We attended briefings this week hosted by two of the three principal ratings agencies. Moody’s Investors Service has maintained its sovereign rating for Nigeria at B2 in line with Standard & Poor’s B. Nigeria’s economic recovery, driven by a pick-up in the oil sector, has underpinned the stable outlook from both agencies. To summarize their common view, positive growth rates over the past three quarters have not been sufficient to improve GDP per capita and the recovery remains susceptible to oil price shocks. This is not very different from our own thinking. The third leading agency, Fitch, has Nigeria one notch higher at B+.


  • Moody’s estimates GDP growth this year at 2.8% y/y while S&P’s projection is 2.4% y/y., which is in line with our view. The relatively stable macroeconomic environment is the major driver for the growth projections.
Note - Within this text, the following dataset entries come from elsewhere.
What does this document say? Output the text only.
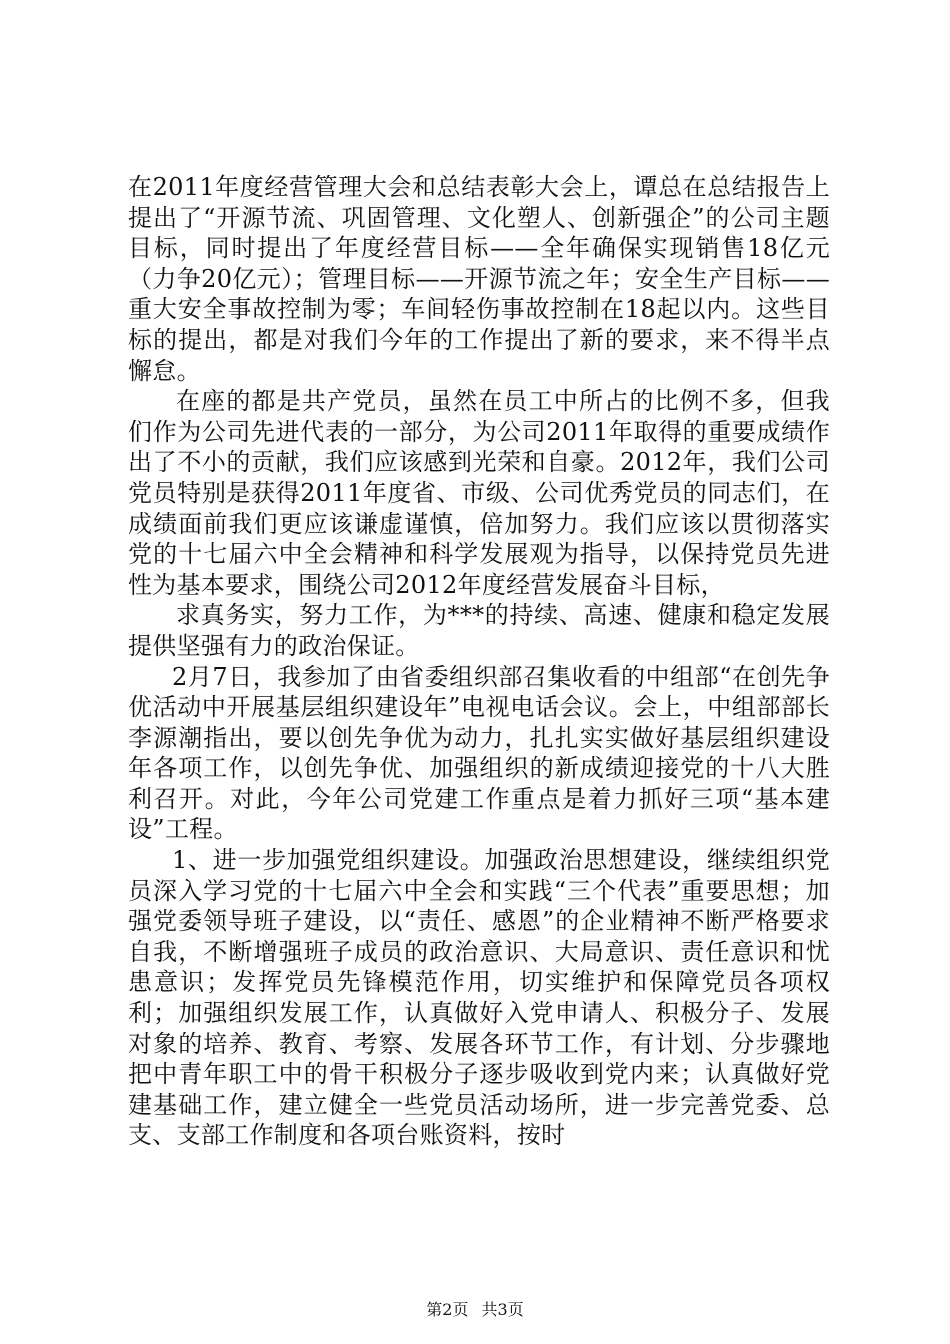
在2011年度经营管理大会和总结表彰大会上，谭总在总结报告上提出了“开源节流、巩固管理、文化塑人、创新强企”的公司主题目标，同时提出了年度经营目标——全年确保实现销售18亿元（力争20亿元）；管理目标——开源节流之年；安全生产目标——重大安全事故控制为零；车间轻伤事故控制在18起以内。这些目标的提出，都是对我们今年的工作提出了新的要求，来不得半点懈怠。

在座的都是共产党员，虽然在员工中所占的比例不多，但我们作为公司先进代表的一部分，为公司2011年取得的重要成绩作出了不小的贡献，我们应该感到光荣和自豪。2012年，我们公司党员特别是获得2011年度省、市级、公司优秀党员的同志们，在成绩面前我们更应该谦虚谨慎，倍加努力。我们应该以贯彻落实党的十七届六中全会精神和科学发展观为指导，以保持党员先进性为基本要求，围绕公司2012年度经营发展奋斗目标，

求真务实，努力工作，为***的持续、高速、健康和稳定发展提供坚强有力的政治保证。

2月7日，我参加了由省委组织部召集收看的中组部“在创先争优活动中开展基层组织建设年”电视电话会议。会上，中组部部长李源潮指出，要以创先争优为动力，扎扎实实做好基层组织建设年各项工作，以创先争优、加强组织的新成绩迎接党的十八大胜利召开。对此，今年公司党建工作重点是着力抓好三项“基本建设”工程。

1、进一步加强党组织建设。加强政治思想建设，继续组织党员深入学习党的十七届六中全会和实践“三个代表”重要思想；加强党委领导班子建设，以“责任、感恩”的企业精神不断严格要求自我，不断增强班子成员的政治意识、大局意识、责任意识和忧患意识；发挥党员先锋模范作用，切实维护和保障党员各项权利；加强组织发展工作，认真做好入党申请人、积极分子、发展对象的培养、教育、考察、发展各环节工作，有计划、分步骤地把中青年职工中的骨干积极分子逐步吸收到党内来；认真做好党建基础工作，建立健全一些党员活动场所，进一步完善党委、总支、支部工作制度和各项台账资料，按时

第2页 共3页
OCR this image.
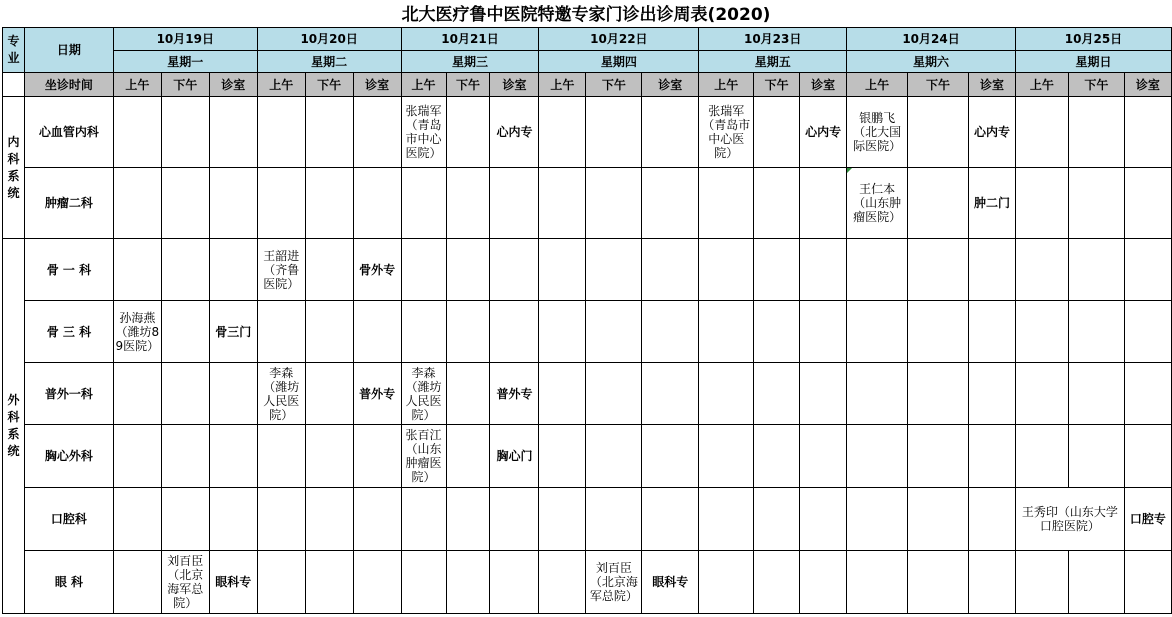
北大医疗鲁中医院特邀专家门诊出诊周表(2020)
专业	日期	10月19日			10月20日			10月21日			10月22日			10月23日			10月24日			10月25日		
		星期一			星期二			星期三			星期四			星期五			星期六			星期日		
	坐诊时间	上午	下午	诊室	上午	下午	诊室	上午	下午	诊室	上午	下午	诊室	上午	下午	诊室	上午	下午	诊室	上午	下午	诊室
内科系统	心血管内科							张瑞军（青岛市中心医院）		心内专				张瑞军（青岛市中心医院）		心内专	银鹏飞（北大国际医院）		心内专			
	肿瘤二科																王仁本（山东肿瘤医院）		肿二门			
外科系统	骨 一 科				王韶进（齐鲁医院）		骨外专															
	骨 三 科	孙海燕（潍坊89医院）		骨三门																		
	普外一科				李森（潍坊人民医院）		普外专	李森（潍坊人民医院）		普外专												
	胸心外科							张百江（山东肿瘤医院）		胸心门												
	口腔科																			王秀印（山东大学口腔医院）		口腔专
	眼 科		刘百臣（北京海军总院）	眼科专								刘百臣（北京海军总院）	眼科专									
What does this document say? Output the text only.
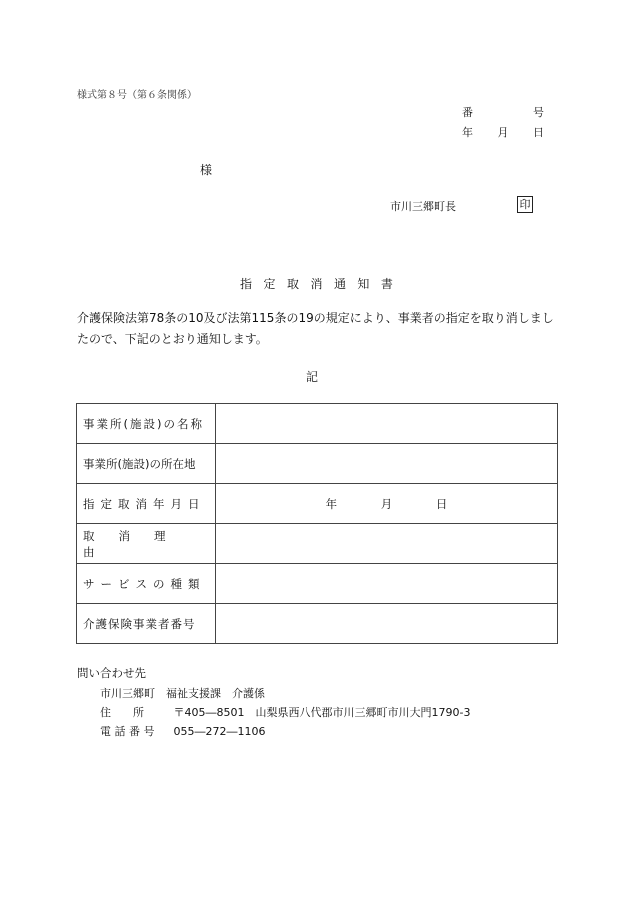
様式第８号（第６条関係）
番	号
年 月 日
様
市川三郷町長	印
指 定 取 消 通 知 書
介護保険法第78条の10及び法第115条の19の規定により、事業者の指定を取り消しましたので、下記のとおり通知します。
記
事業所(施設)の名称	
事業所(施設)の所在地	
指定取消年月日	年 月 日
取消理由	
サービスの種類	
介護保険事業者番号	
問い合わせ先
市川三郷町　福祉支援課　介護係
住　　所	〒405―8501　山梨県西八代郡市川三郷町市川大門1790-3
電 話 番 号 055―272―1106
  • Moody’s expects the oil price to fall within the US$45/b –US$65/b range this year while production is forecast to average 2.3mbpd between 2018 and 2020. We see Bonny Light at an average of US$68/b this year and US$71/b at end-December.
  • Both agencies made the point that fx liquidity has stabilised on account of the rebound in oil revenues and fx market liberalisation. External reserves have surged since 2017, exceeding US$45bn as at end-March 2018.
  • In their view, the increase in reserves is mainly due to the rebound in oil prices and production, the government’s external borrowing (Eurobonds) and a resumption of foreign capital inflows. Additionally, the CBN’s controls that limit specific imports have helped to maintain reserves at higher levels. Essentially, external vulnerabilities have diminished.
  • Moody’s publicly rates seven commercial banks which represent 68% of total assets in the Nigerian banking system. Its view is that operating conditions will continue to gradually improve over the next 12 to 18 months, but will remain challenging. Its outlook on Nigerian banks is largely stable.
  • It expects the sector’s non-performing loans (NPL) ratio to range between 15.5% and 18.0% in 2018. Given that NPLs are a lagging indicator, the previously low oil price, currency depreciation and sluggish economic growth experienced in 2017 are likely to generate new NPLs during 2018. However, the current macroeconomic stability would moderate ‘problem loan’ formation going forward.
  • The agencies share the same views on the potential downside risks to the sovereign rating. They include: exposure to oil price and production shocks, the interest payment burden and political risks, particularly as electioneering will kick off in earnest shortly.